Temperature: 21-32 C · Crowds: Moderate · Prices: Moderate
Hot. 33 to 35 C days aren't unusual. Most Romans clear out to the coast and the city gets this slow, half-empty feel that actually isn't bad if you plan around it. Do the big outdoor stuff in the morning before 11 AM. Hide in museums or a shaded trattoria from 1 to 5 PM. Our twilight tour is a completely different proposition in July because by the time it starts, the heat has broken and the city is pleasant again.

August

Temperature: 21-32 C · Crowds: Low (locals leave) · Prices: Low to moderate
The hottest month, and the month when Romans themselves pack up and leave. Around Ferragosto (August 15) a lot of the family-run trattorias and shops just shut the gate for two or three weeks. That can be frustrating if you wanted a specific place, but it also means the Rome you're walking through is emptier than you'll ever see it at any other time of year. Hotel deals show up, lines at the big sights get short. Water, hat, and a siesta in the afternoon is the survival kit.

September

Temperature: 18-28 C · Crowds: Moderate to high · Prices: Moderate
If you ask any Roman what their favourite month is, most of them will say September. The locals are back from their holidays, every restaurant reopens, and the city gets this great energy back without the summer heat. Temperatures are near-perfect for walking all day. The evening light in September, especially through the Forum and around the Colosseum, is the best it gets all year. If you can only visit once, pick this month.

September golden hour is unforgettable

Our evening twilight walk past the Colosseum and ancient forums is at its most magical in September and October's golden light. Join the twilight walk →

October

Temperature: 14-23 C · Crowds: Moderate · Prices: Moderate
Warm days, cool evenings, the occasional dramatic rainstorm that clears out after an hour and leaves the sky looking painted. Photographers love October. Grape harvest season means the local wine gets fresher. Crowds thin out after the 15th of the month. The city starts settling into its autumn rhythm — more locals than tourists in the trattorias, that kind of feel. Walking tour weather is nearly as good as September's.

November

Temperature: 8-17 C · Crowds: Low · Prices: Low
Rome's quiet season begins. You'll get more rain than in October, but a jacket is enough and the temperatures stay mild enough to walk for hours. Roasted chestnut carts show up on street corners. The menus at the trattorias flip over to the autumn stuff, and artichoke season kicks in — order the carciofi alla romana. Hotels get cheap. Museum queues get short. If you're the kind of traveller who'd rather skip the crowd and have a proper experience, November is underrated.

December

Temperature: 4-13 C · Crowds: Low (rising at Christmas) · Prices: Low (rising at Christmas)
Rome at Christmas is genuinely lovely. There's a massive tree in St. Peter's Square, nativity scenes go up in every church (some of them are works of art in their own right), and Piazza Navona runs a holiday market through the month. The first two weeks of December are quiet and cheap. The last week — Christmas through New Year's — fills up fast and prices jump. Our walking tours run all winter, you just need warm layers and a hat.

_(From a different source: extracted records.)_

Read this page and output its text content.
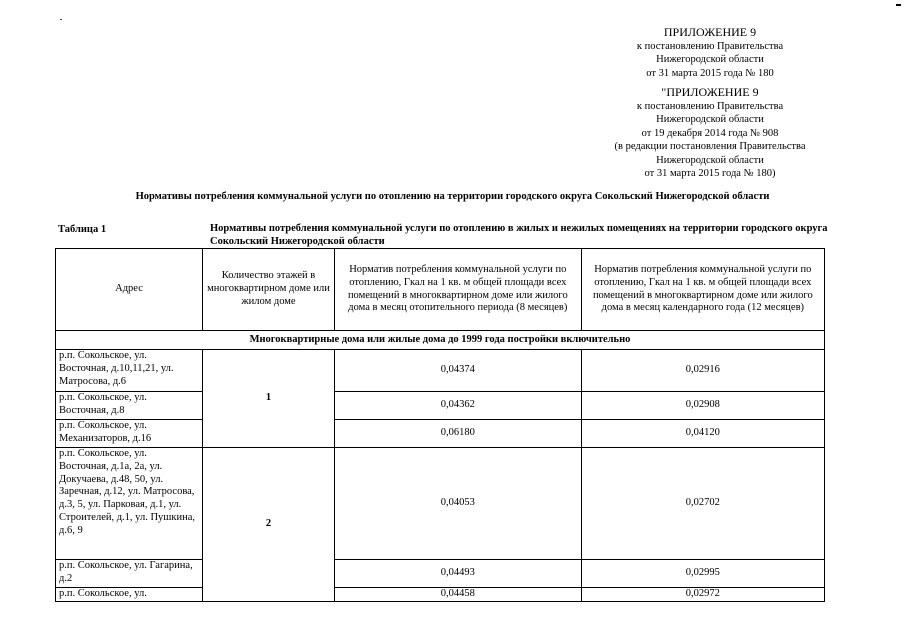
ПРИЛОЖЕНИЕ 9
к постановлению Правительства
Нижегородской области
от 31 марта 2015 года № 180
"ПРИЛОЖЕНИЕ 9
к постановлению Правительства
Нижегородской области
от 19 декабря 2014 года № 908
(в редакции постановления Правительства
Нижегородской области
от 31 марта 2015 года № 180)
Нормативы потребления коммунальной услуги по отоплению на территории городского округа Сокольский Нижегородской области
Таблица 1	Нормативы потребления коммунальной услуги по отоплению в жилых и нежилых помещениях на территории городского округа Сокольский Нижегородской области
Адрес	Количество этажей в многоквартирном доме или жилом доме	Норматив потребления коммунальной услуги по отоплению, Гкал на 1 кв. м общей площади всех помещений в многоквартирном доме или жилого дома в месяц отопительного периода (8 месяцев)	Норматив потребления коммунальной услуги по отоплению, Гкал на 1 кв. м общей площади всех помещений в многоквартирном доме или жилого дома в месяц календарного года (12 месяцев)
Многоквартирные дома или жилые дома до 1999 года постройки включительно			
р.п. Сокольское, ул. Восточная, д.10,11,21, ул. Матросова, д.6	1	0,04374	0,02916
р.п. Сокольское, ул. Восточная, д.8		0,04362	0,02908
р.п. Сокольское, ул. Механизаторов, д.16		0,06180	0,04120
р.п. Сокольское, ул. Восточная, д.1а, 2а, ул. Докучаева, д.48, 50, ул. Заречная, д.12, ул. Матросова, д.3, 5, ул. Парковая, д.1, ул. Строителей, д.1, ул. Пушкина, д.6, 9	2	0,04053	0,02702
р.п. Сокольское, ул. Гагарина, д.2		0,04493	0,02995
р.п. Сокольское, ул.		0,04458	0,02972
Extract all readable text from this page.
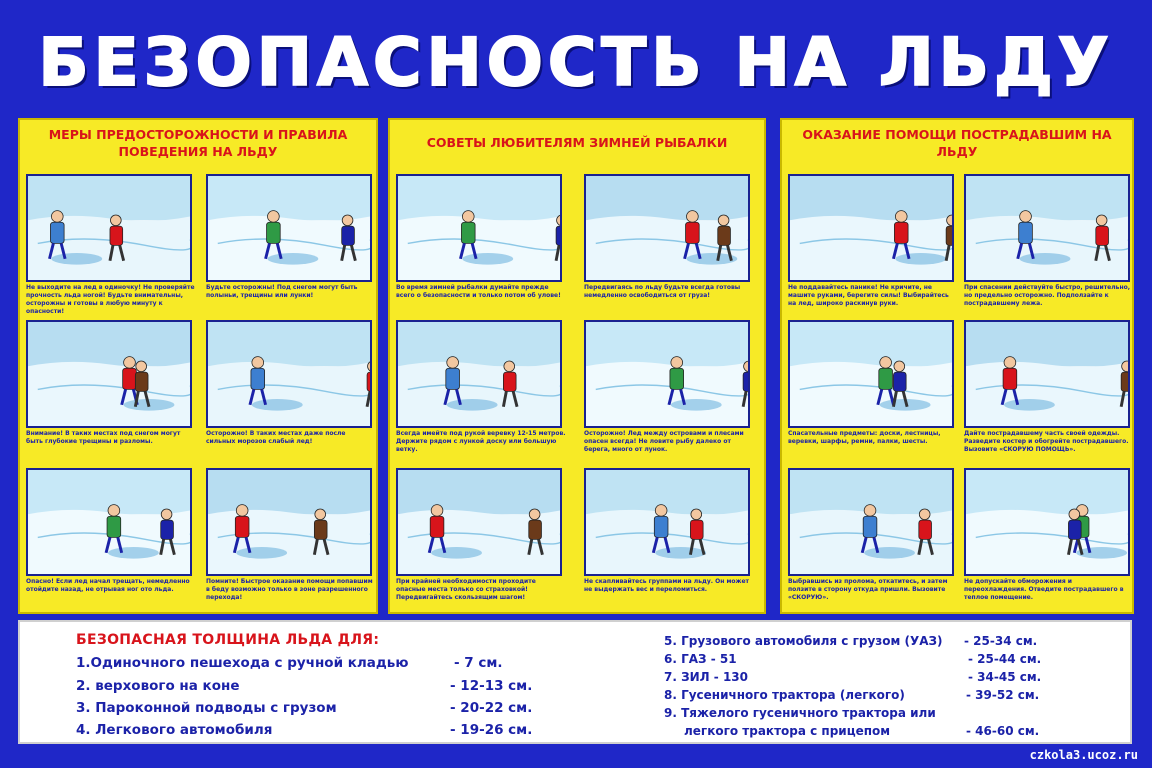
БЕЗОПАСНОСТЬ НА ЛЬДУ
МЕРЫ ПРЕДОСТОРОЖНОСТИ И ПРАВИЛА ПОВЕДЕНИЯ НА ЛЬДУ
СОВЕТЫ ЛЮБИТЕЛЯМ ЗИМНЕЙ РЫБАЛКИ
ОКАЗАНИЕ ПОМОЩИ ПОСТРАДАВШИМ НА ЛЬДУ
Не выходите на лед в одиночку! Не проверяйте прочность льда ногой! Будьте внимательны, осторожны и готовы в любую минуту к опасности!
Будьте осторожны! Под снегом могут быть полыньи, трещины или лунки!
Внимание! В таких местах под снегом могут быть глубокие трещины и разломы.
Осторожно! В таких местах даже после сильных морозов слабый лед!
Опасно! Если лед начал трещать, немедленно отойдите назад, не отрывая ног ото льда.
Помните! Быстрое оказание помощи попавшим в беду возможно только в зоне разрешенного перехода!
Во время зимней рыбалки думайте прежде всего о безопасности и только потом об улове!
Передвигаясь по льду будьте всегда готовы немедленно освободиться от груза!
Всегда имейте под рукой веревку 12-15 метров. Держите рядом с лункой доску или большую ветку.
Осторожно! Лед между островами и плесами опасен всегда! Не ловите рыбу далеко от берега, много от лунок.
При крайней необходимости проходите опасные места только со страховкой! Передвигайтесь скользящим шагом!
Не скапливайтесь группами на льду. Он может не выдержать вес и переломиться.
Не поддавайтесь панике! Не кричите, не машите руками, берегите силы! Выбирайтесь на лед, широко раскинув руки.
При спасении действуйте быстро, решительно, но предельно осторожно. Подползайте к пострадавшему лежа.
Спасательные предметы: доски, лестницы, веревки, шарфы, ремни, палки, шесты.
Дайте пострадавшему часть своей одежды. Разведите костер и обогрейте пострадавшего. Вызовите «СКОРУЮ ПОМОЩЬ».
Выбравшись из пролома, откатитесь, и затем ползите в сторону откуда пришли. Вызовите «СКОРУЮ».
Не допускайте обморожения и переохлаждения. Отведите пострадавшего в теплое помещение.
БЕЗОПАСНАЯ ТОЛЩИНА ЛЬДА ДЛЯ:
1.Одиночного пешехода с ручной кладью	- 7 см.
2. верхового на коне	- 12-13 см.
3. Пароконной подводы с грузом	- 20-22 см.
4. Легкового автомобиля	- 19-26 см.
5. Грузового автомобиля с грузом (УАЗ) - 25-34 см.
6. ГАЗ - 51	- 25-44 см.
7. ЗИЛ - 130	- 34-45 см.
8. Гусеничного трактора (легкого)	- 39-52 см.
9. Тяжелого гусеничного трактора или
легкого трактора с прицепом	- 46-60 см.
czkola3.ucoz.ru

So when should you actually come?

If you want the full package — good weather, walkable crowds, conditions that won't ruin your trip — come in April, May, September, or October. If you're watching your budget and you don't mind putting on a jacket, January, February, or November will save you real money. If you can handle 35 C heat, July and August give you a version of Rome that most tourists never get to see: half-empty, slow, weirdly peaceful.

Honestly, there's no bad time. Rome just looks different in different months. Spring wisteria, winter chestnuts, summer sunsets that refuse to end, autumn rain on wet cobblestones that reflects the streetlights back at you. Whenever you turn up, one of our guides will be at the gate at Piazza del Popolo ready to walk.